Morphological, ultrastructural, and genetic characterization of coalescence in the intertidal and shallow subtidal kelps Lessonia spicata and L. berteroana (Laminariales, Heterokontophyta)

Abstract

Coalescing macroalgae may fusewith conspecifics, forming genetically heterogeneous entities known as chimera. This process has been shown in taxa from roughly half the red algal orders and in the Codium species, a green alga. Field observations indicate that common and dominant kelps along central Chile exhibit a fused holdfast. We evaluated whether such fusions are true coalescence processes in Lessonia spicata and Lessonia berteroana. To this end, we characterized the ultrastructural event involved in holdfast fusion in the laboratory.

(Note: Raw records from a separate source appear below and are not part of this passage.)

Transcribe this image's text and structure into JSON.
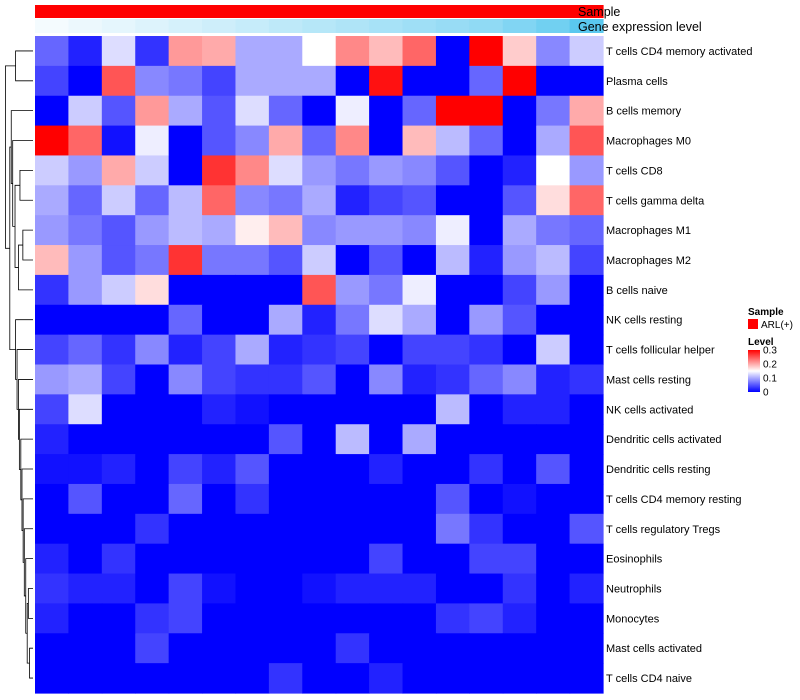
{
  "chart_data": {
    "type": "heatmap",
    "annotation_rows": [
      {
        "name": "Sample"
      },
      {
        "name": "Gene expression level"
      }
    ],
    "rows": [
      "T cells CD4 memory activated",
      "Plasma cells",
      "B cells memory",
      "Macrophages M0",
      "T cells CD8",
      "T cells gamma delta",
      "Macrophages M1",
      "Macrophages M2",
      "B cells naive",
      "NK cells resting",
      "T cells follicular helper",
      "Mast cells resting",
      "NK cells activated",
      "Dendritic cells activated",
      "Dendritic cells resting",
      "T cells CD4 memory resting",
      "T cells regulatory  Tregs",
      "Eosinophils",
      "Neutrophils",
      "Monocytes",
      "Mast cells activated",
      "T cells CD4 naive"
    ],
    "n_columns": 17,
    "values": [
      [
        0.06,
        0.02,
        0.13,
        0.03,
        0.21,
        0.2,
        0.1,
        0.1,
        0.15,
        0.22,
        0.19,
        0.24,
        0.0,
        0.3,
        0.18,
        0.08,
        0.12
      ],
      [
        0.04,
        0.0,
        0.25,
        0.08,
        0.07,
        0.04,
        0.1,
        0.1,
        0.1,
        0.0,
        0.29,
        0.0,
        0.0,
        0.06,
        0.3,
        0.0,
        0.0
      ],
      [
        0.0,
        0.12,
        0.05,
        0.21,
        0.1,
        0.05,
        0.13,
        0.06,
        0.0,
        0.14,
        0.0,
        0.06,
        0.3,
        0.3,
        0.0,
        0.07,
        0.2
      ],
      [
        0.3,
        0.24,
        0.01,
        0.14,
        0.0,
        0.05,
        0.08,
        0.2,
        0.06,
        0.22,
        0.0,
        0.19,
        0.11,
        0.06,
        0.0,
        0.1,
        0.25
      ],
      [
        0.12,
        0.09,
        0.2,
        0.12,
        0.0,
        0.27,
        0.22,
        0.13,
        0.09,
        0.07,
        0.09,
        0.08,
        0.05,
        0.0,
        0.02,
        0.15,
        0.09
      ],
      [
        0.1,
        0.06,
        0.12,
        0.06,
        0.11,
        0.24,
        0.08,
        0.07,
        0.1,
        0.02,
        0.04,
        0.05,
        0.0,
        0.0,
        0.05,
        0.17,
        0.24
      ],
      [
        0.09,
        0.07,
        0.05,
        0.09,
        0.11,
        0.1,
        0.16,
        0.19,
        0.08,
        0.09,
        0.09,
        0.08,
        0.14,
        0.0,
        0.1,
        0.07,
        0.06
      ],
      [
        0.19,
        0.09,
        0.05,
        0.07,
        0.27,
        0.07,
        0.07,
        0.05,
        0.12,
        0.0,
        0.05,
        0.0,
        0.11,
        0.02,
        0.09,
        0.11,
        0.04
      ],
      [
        0.03,
        0.09,
        0.12,
        0.17,
        0.0,
        0.0,
        0.0,
        0.0,
        0.25,
        0.09,
        0.07,
        0.14,
        0.0,
        0.0,
        0.04,
        0.09,
        0.0
      ],
      [
        0.0,
        0.0,
        0.0,
        0.0,
        0.06,
        0.0,
        0.0,
        0.1,
        0.02,
        0.07,
        0.13,
        0.1,
        0.0,
        0.09,
        0.05,
        0.0,
        0.0
      ],
      [
        0.04,
        0.06,
        0.03,
        0.08,
        0.02,
        0.04,
        0.1,
        0.02,
        0.03,
        0.04,
        0.0,
        0.04,
        0.04,
        0.03,
        0.0,
        0.12,
        0.0
      ],
      [
        0.09,
        0.1,
        0.04,
        0.0,
        0.08,
        0.04,
        0.03,
        0.03,
        0.05,
        0.0,
        0.08,
        0.02,
        0.03,
        0.06,
        0.08,
        0.02,
        0.03
      ],
      [
        0.04,
        0.13,
        0.0,
        0.0,
        0.0,
        0.02,
        0.01,
        0.0,
        0.0,
        0.0,
        0.0,
        0.0,
        0.11,
        0.0,
        0.02,
        0.02,
        0.0
      ],
      [
        0.02,
        0.0,
        0.0,
        0.0,
        0.0,
        0.0,
        0.0,
        0.05,
        0.0,
        0.11,
        0.0,
        0.1,
        0.0,
        0.0,
        0.0,
        0.0,
        0.0
      ],
      [
        0.01,
        0.01,
        0.02,
        0.0,
        0.04,
        0.02,
        0.05,
        0.0,
        0.0,
        0.0,
        0.02,
        0.0,
        0.0,
        0.03,
        0.0,
        0.05,
        0.0
      ],
      [
        0.0,
        0.05,
        0.0,
        0.0,
        0.06,
        0.0,
        0.03,
        0.0,
        0.0,
        0.0,
        0.0,
        0.0,
        0.05,
        0.0,
        0.01,
        0.0,
        0.0
      ],
      [
        0.0,
        0.0,
        0.0,
        0.03,
        0.0,
        0.0,
        0.0,
        0.0,
        0.0,
        0.0,
        0.0,
        0.0,
        0.07,
        0.03,
        0.0,
        0.0,
        0.05
      ],
      [
        0.02,
        0.0,
        0.03,
        0.0,
        0.0,
        0.0,
        0.0,
        0.0,
        0.0,
        0.0,
        0.04,
        0.0,
        0.0,
        0.04,
        0.04,
        0.0,
        0.0
      ],
      [
        0.03,
        0.02,
        0.02,
        0.0,
        0.04,
        0.01,
        0.0,
        0.0,
        0.01,
        0.02,
        0.02,
        0.02,
        0.0,
        0.0,
        0.03,
        0.0,
        0.02
      ],
      [
        0.02,
        0.0,
        0.0,
        0.03,
        0.04,
        0.0,
        0.0,
        0.0,
        0.0,
        0.0,
        0.0,
        0.0,
        0.03,
        0.04,
        0.02,
        0.0,
        0.0
      ],
      [
        0.0,
        0.0,
        0.0,
        0.04,
        0.0,
        0.0,
        0.0,
        0.0,
        0.0,
        0.03,
        0.0,
        0.0,
        0.0,
        0.0,
        0.0,
        0.0,
        0.0
      ],
      [
        0.0,
        0.0,
        0.0,
        0.0,
        0.0,
        0.0,
        0.0,
        0.03,
        0.0,
        0.0,
        0.02,
        0.0,
        0.0,
        0.0,
        0.0,
        0.0,
        0.0
      ]
    ],
    "gene_expression_level": [
      0.0,
      0.05,
      0.1,
      0.15,
      0.2,
      0.25,
      0.3,
      0.35,
      0.4,
      0.45,
      0.5,
      0.55,
      0.6,
      0.65,
      0.75,
      0.85,
      1.0
    ],
    "legend": {
      "sample": {
        "title": "Sample",
        "entry": "ARL(+)"
      },
      "level": {
        "title": "Level",
        "ticks": [
          "0.3",
          "0.2",
          "0.1",
          "0"
        ],
        "tick_values": [
          0.3,
          0.2,
          0.1,
          0.0
        ]
      }
    },
    "value_range": [
      0,
      0.3
    ],
    "colors": {
      "low": "#0000ff",
      "mid": "#ffffff",
      "high": "#ff0000",
      "sample": "#ff0000",
      "level_low": "#f4fbfe",
      "level_high": "#5ac8ef"
    },
    "clustering": "rows"
  }
}
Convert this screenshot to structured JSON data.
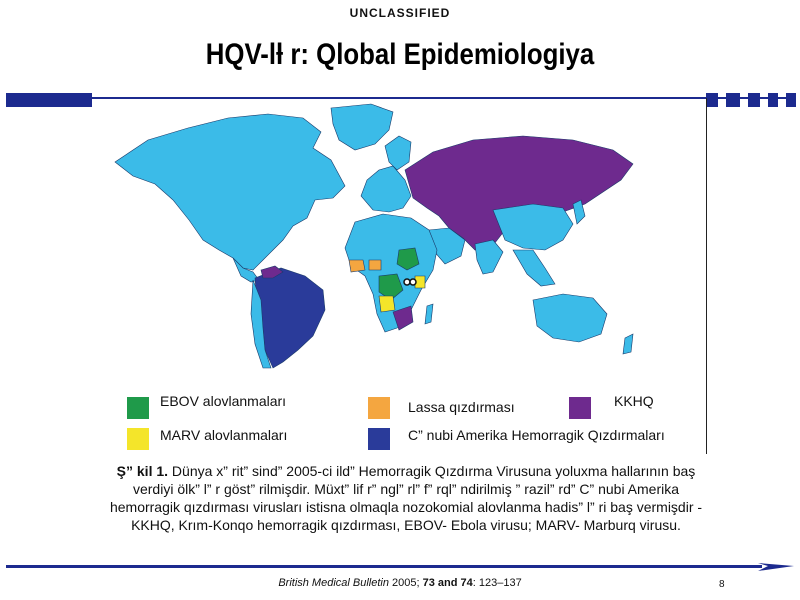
{
  "header": {
    "classification": "UNCLASSIFIED",
    "title": "HQV-lƚ r: Qlobal Epidemiologiya"
  },
  "map": {
    "colors": {
      "land_default": "#3bbbe8",
      "ebov": "#1f9a4a",
      "marv": "#f4e52a",
      "lassa": "#f4a640",
      "kkhq": "#6e2a8e",
      "american_hf": "#2a3b9a",
      "ocean": "#ffffff"
    }
  },
  "legend": {
    "items": [
      {
        "label": "EBOV alovlanmaları",
        "color": "#1f9a4a"
      },
      {
        "label": "Lassa qızdırması",
        "color": "#f4a640"
      },
      {
        "label": "KKHQ",
        "color": "#6e2a8e"
      },
      {
        "label": "MARV alovlanmaları",
        "color": "#f4e52a"
      },
      {
        "label": "C” nubi Amerika Hemorragik Qızdırmaları",
        "color": "#2a3b9a"
      }
    ]
  },
  "caption": {
    "lead": "Ş” kil 1.",
    "text": " Dünya x” rit” sind” 2005-ci ild” Hemorragik Qızdırma Virusuna yoluxma hallarının baş verdiyi ölk” l” r göst” rilmişdir. Müxt” lif r” ngl” rl” f” rql” ndirilmiş ” razil” rd” C” nubi Amerika hemorragik qızdırması virusları istisna olmaqla nozokomial alovlanma hadis” l” ri baş vermişdir - KKHQ, Krım-Konqo hemorragik qızdırması, EBOV- Ebola virusu; MARV- Marburq virusu."
  },
  "footer": {
    "journal": "British Medical Bulletin",
    "year": " 2005; ",
    "volume": "73 and 74",
    "pages": ": 123–137",
    "page_number": "8"
  }
}
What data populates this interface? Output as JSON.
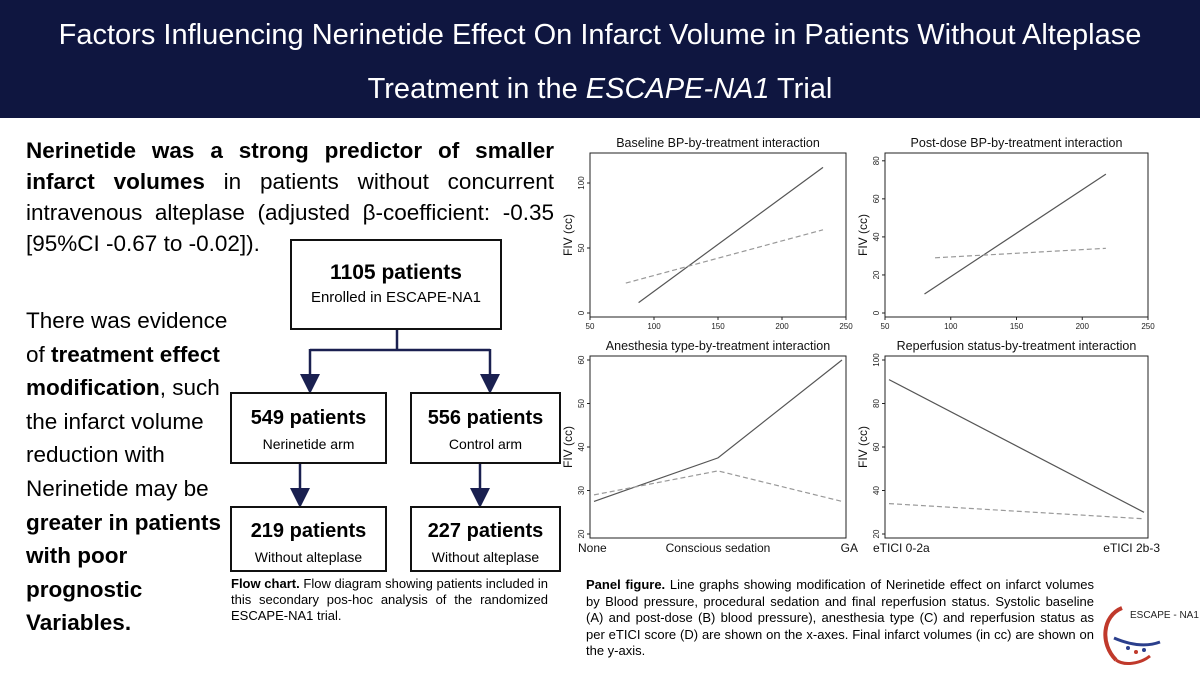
{
  "header": {
    "title_line1": "Factors Influencing Nerinetide Effect On Infarct Volume in Patients Without Alteplase",
    "title_line2_pre": "Treatment in the ",
    "title_line2_italic": "ESCAPE-NA1",
    "title_line2_post": " Trial"
  },
  "summary": {
    "bold": "Nerinetide was a strong predictor of smaller infarct volumes",
    "rest": " in patients without concurrent intravenous alteplase (adjusted β-coefficient: -0.35 [95%CI -0.67 to -0.02])."
  },
  "modification": {
    "t1": "There was evidence of ",
    "b1": "treatment effect modification",
    "t2": ", such the infarct volume reduction with Nerinetide may be ",
    "b2": "greater in patients with poor prognostic Variables."
  },
  "flow": {
    "total": {
      "count": "1105 patients",
      "label": "Enrolled in ESCAPE-NA1"
    },
    "left": {
      "count": "549 patients",
      "label": "Nerinetide arm"
    },
    "right": {
      "count": "556 patients",
      "label": "Control arm"
    },
    "left_sub": {
      "count": "219 patients",
      "label": "Without alteplase"
    },
    "right_sub": {
      "count": "227 patients",
      "label": "Without alteplase"
    },
    "caption_bold": "Flow chart.",
    "caption_text": " Flow diagram showing patients included in this secondary pos-hoc analysis of the randomized ESCAPE-NA1 trial."
  },
  "panel_caption": {
    "bold": "Panel figure.",
    "text": " Line graphs showing modification of Nerinetide effect on infarct volumes by Blood pressure, procedural sedation and final reperfusion status. Systolic baseline (A) and post-dose (B) blood pressure), anesthesia type (C) and reperfusion status as per eTICI score (D) are shown on the x-axes.  Final infarct volumes (in cc) are shown on the y-axis."
  },
  "logo_text": "ESCAPE - NA1",
  "colors": {
    "banner": "#0f1640",
    "solid_line": "#555555",
    "dashed_line": "#999999"
  },
  "chart_data": [
    {
      "type": "line",
      "title": "Baseline BP-by-treatment interaction",
      "xlabel": "",
      "ylabel": "FIV (cc)",
      "xlim": [
        50,
        250
      ],
      "ylim": [
        0,
        120
      ],
      "xticks": [
        50,
        100,
        150,
        200,
        250
      ],
      "yticks": [
        0,
        50,
        100
      ],
      "series": [
        {
          "name": "solid",
          "style": "solid",
          "x": [
            88,
            232
          ],
          "y": [
            8,
            112
          ]
        },
        {
          "name": "dashed",
          "style": "dashed",
          "x": [
            78,
            232
          ],
          "y": [
            23,
            64
          ]
        }
      ]
    },
    {
      "type": "line",
      "title": "Post-dose BP-by-treatment interaction",
      "xlabel": "",
      "ylabel": "FIV (cc)",
      "xlim": [
        50,
        250
      ],
      "ylim": [
        0,
        82
      ],
      "xticks": [
        50,
        100,
        150,
        200,
        250
      ],
      "yticks": [
        0,
        20,
        40,
        60,
        80
      ],
      "series": [
        {
          "name": "solid",
          "style": "solid",
          "x": [
            80,
            218
          ],
          "y": [
            10,
            73
          ]
        },
        {
          "name": "dashed",
          "style": "dashed",
          "x": [
            88,
            218
          ],
          "y": [
            29,
            34
          ]
        }
      ]
    },
    {
      "type": "line",
      "title": "Anesthesia type-by-treatment interaction",
      "xlabel": "",
      "ylabel": "FIV (cc)",
      "categories": [
        "None",
        "Conscious sedation",
        "GA"
      ],
      "ylim": [
        20,
        60
      ],
      "yticks": [
        20,
        30,
        40,
        50,
        60
      ],
      "series": [
        {
          "name": "solid",
          "style": "solid",
          "values": [
            27.5,
            37.5,
            60
          ]
        },
        {
          "name": "dashed",
          "style": "dashed",
          "values": [
            29,
            34.5,
            27.5
          ]
        }
      ]
    },
    {
      "type": "line",
      "title": "Reperfusion status-by-treatment interaction",
      "xlabel": "",
      "ylabel": "FIV (cc)",
      "categories": [
        "eTICI 0-2a",
        "eTICI 2b-3"
      ],
      "ylim": [
        20,
        100
      ],
      "yticks": [
        20,
        40,
        60,
        80,
        100
      ],
      "series": [
        {
          "name": "solid",
          "style": "solid",
          "values": [
            91,
            30
          ]
        },
        {
          "name": "dashed",
          "style": "dashed",
          "values": [
            34,
            27
          ]
        }
      ]
    }
  ]
}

Additionally, coalescence in natural populations was quantified bymeasuring the frequency of individuals with genetically heterogenic stipes within the same holdfast. Results indicate that coalescence appears as a frequent process in laboratory, mostly restricted to intraspecific fusions. During fusion, the meristodermatic cells located in the contact area modify their morphology and reduce the number of plastids, mitochondria, and cell inclusions. The cell wall becomes much thinner and develops plasmodesmata, enhancing communication with equivalent cells of the other coalescencing individual. Stipe genotyping indicates that there is a widespread occurrence of chimerism in both species and genetic heterogeneity is increasing directly with the increasing number of stipes. The combination of results suggests that kelp frequently coalesce in the field, and the histological response observed approaches that of red algae. Since kelps are part of the dominant vegetation in low intertidal and shallow subtidal beds, the adaptive values of coalescence in these species should be evaluated. It is concluded that coalescence and chimerism are evolutionary convergent processes, occurring in all three major groups of seaweeds.